The blog has been quiet lately. There is a good reason. I had a job interview...and then another. For the same job. After the second interview, I was offered the job the very same day - it was a Friday. My first day was the following Monday. It's a full time position as a Retail Assistant Store Manager. This all happened while Hubland was overseas. Thankfully, my parents were here to help out with the kids, and everything just fell into place.
I have had three shifts so far, and already I am exhausted. Being a full time stay at home Mum is tiring, but actually having to shower, get dressed and leave by a certain time, drive the half hour to work, complete the shift, drive home, and then be Mum again is even more draining. Don't get me wrong - I am loving being back in the workforce and feeling like I have a purpose outside of the home - but it is certainly an adjustment. A BIG adjustment - and not just for me, but for Hubland, Mr Magoo and Cheeky Bear too! I have had to leave before the boys get up in the morning, Hubland has been more involved with daycare drop offs, pick ups and general home and family needs, and we are all out of whack. We will get there though, it will just take time.
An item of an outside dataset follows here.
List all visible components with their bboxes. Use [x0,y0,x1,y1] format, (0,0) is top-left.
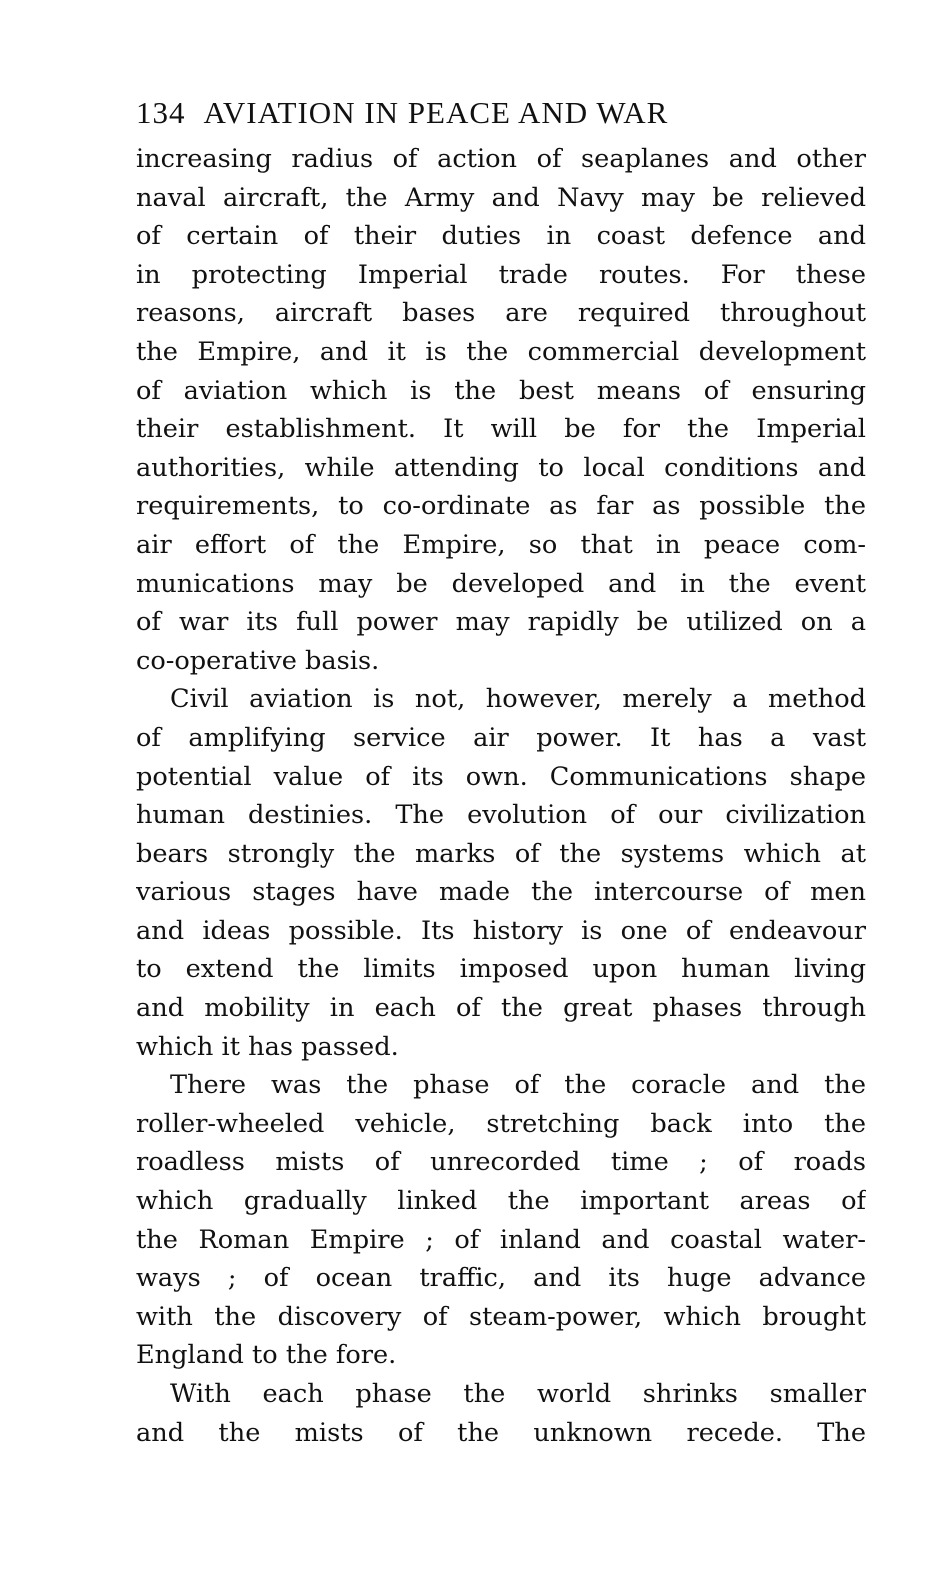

For me personally, the biggest struggles have been getting enough sleep - I don't usually fall asleep at the computer at 9:15pm, and keeping up with my healthy eating and exercise. Since my first shift at work, I have not managed to fit in any walks or workouts. I do realise that it has only been four days, but I'm a little disappointed as I was just getting into a good routine with my morning walks and so on. I have also been slipping up with my eating - it is so convenient to grab McDonald's for lunch instead of taking something healthy from home. I will just have to try harder from now on.
There is one other thing that saddens me a little. My boys are well aware that something has changed, and they don't seem happy that Mummy isn't around as much anymore. Hubland told me that when Mr Magoo came into our room first thing this morning, he asked where I was. Once being told that I had already left for the day, he climbed up into bed for cuddles with Daddy. The problem came when it was time to get up - he just wanted to stay there - I wonder if he was worried that Daddy would leave too. I understand that things haven't been normal with Hubland going overseas, Grandma & Papa (my parents) staying with us and me starting work all around the same time, and although it was bound to happen, it breaks my heart to think that I am the cause for his pain. We try so hard as parents to do the best we can for our children - but sometimes it's hard to know what the best thing is for them.
I have no doubt that we will all adjust, and this change will be seen as normal for us in time...but until that happens, I will be doing all I can to make it as easy an adjustment as possible.